Lo primero que salta a la vista y que incluso se sabía de antemano era lo complicado que resultaba la desconcentración del público en sus vehículos. Tanto el 4 y el 17 del corriente esto quedó evidenciado en su máxima expresión. No hubo accidentes de tránsito que lamentar, pero sí una aglomeración de vehículos (autos, colectivos, combis, camiones) que demoraron el desalojo de los alrededores del estadio pocitano. En este aspecto, la inmediatez del torneo con su inauguración imposibilitó cualquier trabajo importante. La idea es construir un paso peatonal por debajo de la ruta y hacer un puente para el ingreso de los autos al estacionamiento del estadio, sin cortar la ruta, algo que ahora no se pudo evitar.

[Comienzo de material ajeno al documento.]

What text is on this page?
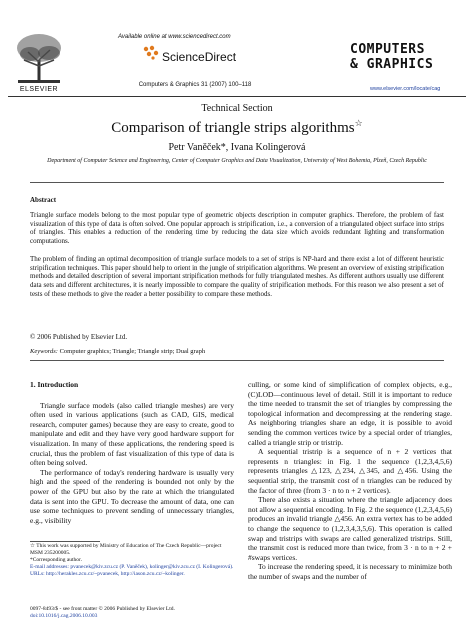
ELSEVIER
Available online at www.sciencedirect.com
ScienceDirect
Computers & Graphics 31 (2007) 100–118
COMPUTERS
& GRAPHICS
www.elsevier.com/locate/cag
Technical Section
Comparison of triangle strips algorithms☆
Petr Vaněček*, Ivana Kolingerová
Department of Computer Science and Engineering, Center of Computer Graphics and Data Visualization, University of West Bohemia, Plzeň, Czech Republic
Abstract
Triangle surface models belong to the most popular type of geometric objects description in computer graphics. Therefore, the problem of fast visualization of this type of data is often solved. One popular approach is stripification, i.e., a conversion of a triangulated object surface into strips of triangles. This enables a reduction of the rendering time by reducing the data size which avoids redundant lighting and transformation computations.
The problem of finding an optimal decomposition of triangle surface models to a set of strips is NP-hard and there exist a lot of different heuristic stripification techniques. This paper should help to orient in the jungle of stripification algorithms. We present an overview of existing stripification methods and detailed description of several important stripification methods for fully triangulated meshes. As different authors usually use different data sets and different architectures, it is nearly impossible to compare the quality of stripification methods. For this reason we also present a set of tests of these methods to give the reader a better possibility to compare these methods.
© 2006 Published by Elsevier Ltd.
Keywords: Computer graphics; Triangle; Triangle strip; Dual graph
1. Introduction

Triangle surface models (also called triangle meshes) are very often used in various applications (such as CAD, GIS, medical research, computer games) because they are easy to create, good to manipulate and edit and they have very good hardware support for visualization. In many of these applications, the rendering speed is crucial, thus the problem of fast visualization of this type of data is often being solved.

The performance of today's rendering hardware is usually very high and the speed of the rendering is bounded not only by the power of the GPU but also by the rate at which the triangulated data is sent into the GPU. To decrease the amount of data, one can use some techniques to prevent sending of unnecessary triangles, e.g., visibility

culling, or some kind of simplification of complex objects, e.g., (C)LOD—continuous level of detail. Still it is important to reduce the time needed to transmit the set of triangles by compressing the topological information and decompressing at the rendering stage. As neighboring triangles share an edge, it is possible to avoid sending the common vertices twice by a special order of triangles, called a triangle strip or tristrip.

A sequential tristrip is a sequence of n + 2 vertices that represents n triangles: in Fig. 1 the sequence (1,2,3,4,5,6) represents triangles △123, △234, △345, and △456. Using the sequential strip, the transmit cost of n triangles can be reduced by the factor of three (from 3 · n to n + 2 vertices).

There also exists a situation where the triangle adjacency does not allow a sequential encoding. In Fig. 2 the sequence (1,2,3,4,5,6) produces an invalid triangle △456. An extra vertex has to be added to change the sequence to (1,2,3,4,3,5,6). This operation is called swap and tristrips with swaps are called generalized tristrips. Still, the transmit cost is reduced more than twice, from 3 · n to n + 2 + #swaps vertices.

To increase the rendering speed, it is necessary to minimize both the number of swaps and the number of

☆ This work was supported by Ministry of Education of The Czech Republic—project MSM 235200005.
*Corresponding author.
E-mail addresses: pvanecek@kiv.zcu.cz (P. Vaněček), kolinger@kiv.zcu.cz (I. Kolingerová).
URLs: http://herakles.zcu.cz/~pvanecek, http://iason.zcu.cz/~kolinger.
0097-8493/$ - see front matter © 2006 Published by Elsevier Ltd.
doi:10.1016/j.cag.2006.10.003
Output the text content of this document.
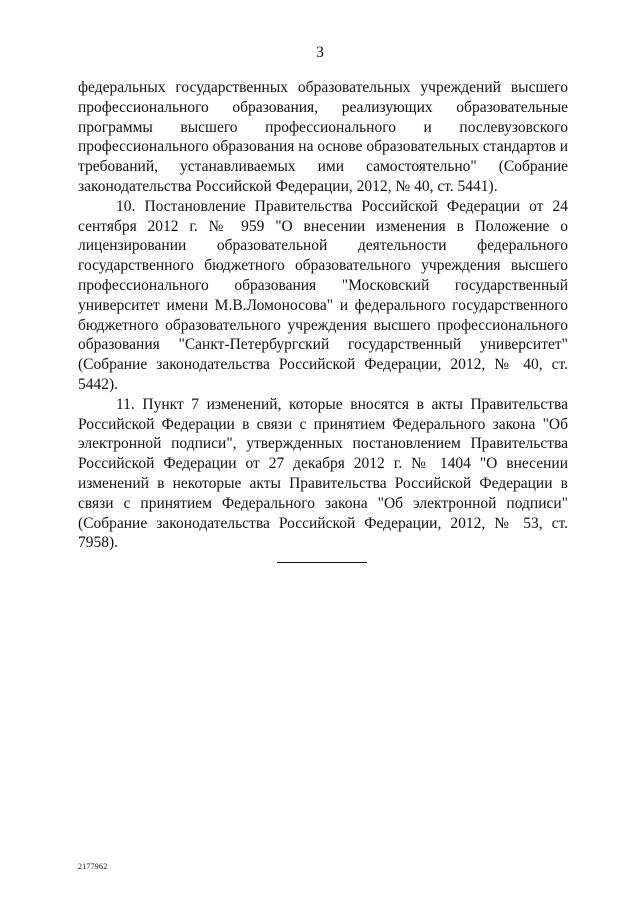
3

федеральных государственных образовательных учреждений высшего профессионального образования, реализующих образовательные программы высшего профессионального и послевузовского профессионального образования на основе образовательных стандартов и требований, устанавливаемых ими самостоятельно" (Собрание законодательства Российской Федерации, 2012, № 40, ст. 5441).

10. Постановление Правительства Российской Федерации от 24 сентября 2012 г. № 959 "О внесении изменения в Положение о лицензировании образовательной деятельности федерального государственного бюджетного образовательного учреждения высшего профессионального образования "Московский государственный университет имени М.В.Ломоносова" и федерального государственного бюджетного образовательного учреждения высшего профессионального образования "Санкт-Петербургский государственный университет" (Собрание законодательства Российской Федерации, 2012, № 40, ст. 5442).

11. Пункт 7 изменений, которые вносятся в акты Правительства Российской Федерации в связи с принятием Федерального закона "Об электронной подписи", утвержденных постановлением Правительства Российской Федерации от 27 декабря 2012 г. № 1404 "О внесении изменений в некоторые акты Правительства Российской Федерации в связи с принятием Федерального закона "Об электронной подписи" (Собрание законодательства Российской Федерации, 2012, № 53, ст. 7958).

2177962
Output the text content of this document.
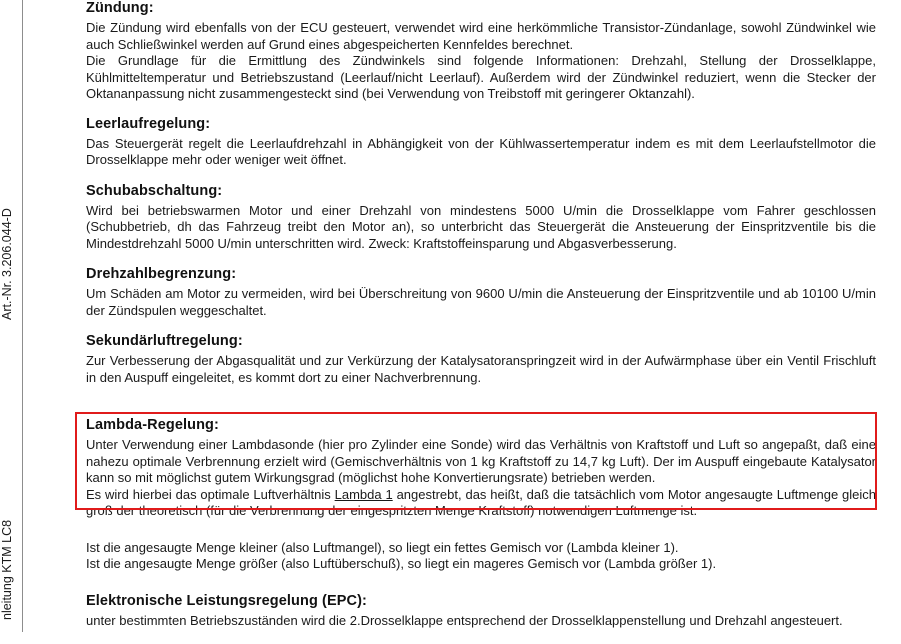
Art.-Nr. 3.206.044-D
nleitung KTM LC8
Zündung:

Die Zündung wird ebenfalls von der ECU gesteuert, verwendet wird eine herkömmliche Transistor-Zündanlage, sowohl Zündwinkel wie auch Schließwinkel werden auf Grund eines abgespeicherten Kennfeldes berechnet.

Die Grundlage für die Ermittlung des Zündwinkels sind folgende Informationen: Drehzahl, Stellung der Drosselklappe, Kühlmitteltemperatur und Betriebszustand (Leerlauf/nicht Leerlauf). Außerdem wird der Zündwinkel reduziert, wenn die Stecker der Oktananpassung nicht zusammengesteckt sind (bei Verwendung von Treibstoff mit geringerer Oktanzahl).

Leerlaufregelung:

Das Steuergerät regelt die Leerlaufdrehzahl in Abhängigkeit von der Kühlwassertemperatur indem es mit dem Leerlaufstellmotor die Drosselklappe mehr oder weniger weit öffnet.

Schubabschaltung:

Wird bei betriebswarmen Motor und einer Drehzahl von mindestens 5000 U/min die Drosselklappe vom Fahrer geschlossen (Schubbetrieb, dh das Fahrzeug treibt den Motor an), so unterbricht das Steuergerät die Ansteuerung der Einspritzventile bis die Mindestdrehzahl 5000 U/min unterschritten wird. Zweck: Kraftstoffeinsparung und Abgasverbesserung.

Drehzahlbegrenzung:

Um Schäden am Motor zu vermeiden, wird bei Überschreitung von 9600 U/min die Ansteuerung der Einspritzventile und ab 10100 U/min der Zündspulen weggeschaltet.

Sekundärluftregelung:

Zur Verbesserung der Abgasqualität und zur Verkürzung der Katalysatoranspringzeit wird in der Aufwärmphase über ein Ventil Frischluft in den Auspuff eingeleitet, es kommt dort zu einer Nachverbrennung.

Lambda-Regelung:

Unter Verwendung einer Lambdasonde (hier pro Zylinder eine Sonde) wird das Verhältnis von Kraftstoff und Luft so angepaßt, daß eine nahezu optimale Verbrennung erzielt wird (Gemischverhältnis von 1 kg Kraftstoff zu 14,7 kg Luft). Der im Auspuff eingebaute Katalysator kann so mit möglichst gutem Wirkungsgrad (möglichst hohe Konvertierungsrate) betrieben werden.

Es wird hierbei das optimale Luftverhältnis Lambda 1 angestrebt, das heißt, daß die tatsächlich vom Motor angesaugte Luftmenge gleich groß der theoretisch (für die Verbrennung der eingespritzten Menge Kraftstoff) notwendigen Luftmenge ist.

Ist die angesaugte Menge kleiner (also Luftmangel), so liegt ein fettes Gemisch vor (Lambda kleiner 1).

Ist die angesaugte Menge größer (also Luftüberschuß), so liegt ein mageres Gemisch vor (Lambda größer 1).

Elektronische Leistungsregelung (EPC):

unter bestimmten Betriebszuständen wird die 2.Drosselklappe entsprechend der Drosselklappenstellung und Drehzahl angesteuert.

Otro factor negativo pasó por el casi nulo control para con la reventa. Antenoche, diez minutos antes de comenzar el partido, se podía observar a hinchas con camisetas de Chile ofreciendo tickets para populares a no menos de 80 pesos (en ventanilla costaba 60). Todo este accionar con policías a poco menos de diez metros.

Respecto de la Sala de Prensa se notó cierta falta de capacidad, principalmente el 4 de julio cuando periodistas de cuatro países distintos pretendían utilizarla. En la platea Oeste alta se notó que los pupitres destinados a la prensa no fueron pensados de acuerdo a la comodidad. Es que para una persona de tamaño promedio, apoyar sus manos, tener una notebook y escribir con comodidad le resultó difícil. Lo bueno es que cualquiera de estos ítems se puede mejorar a futuro.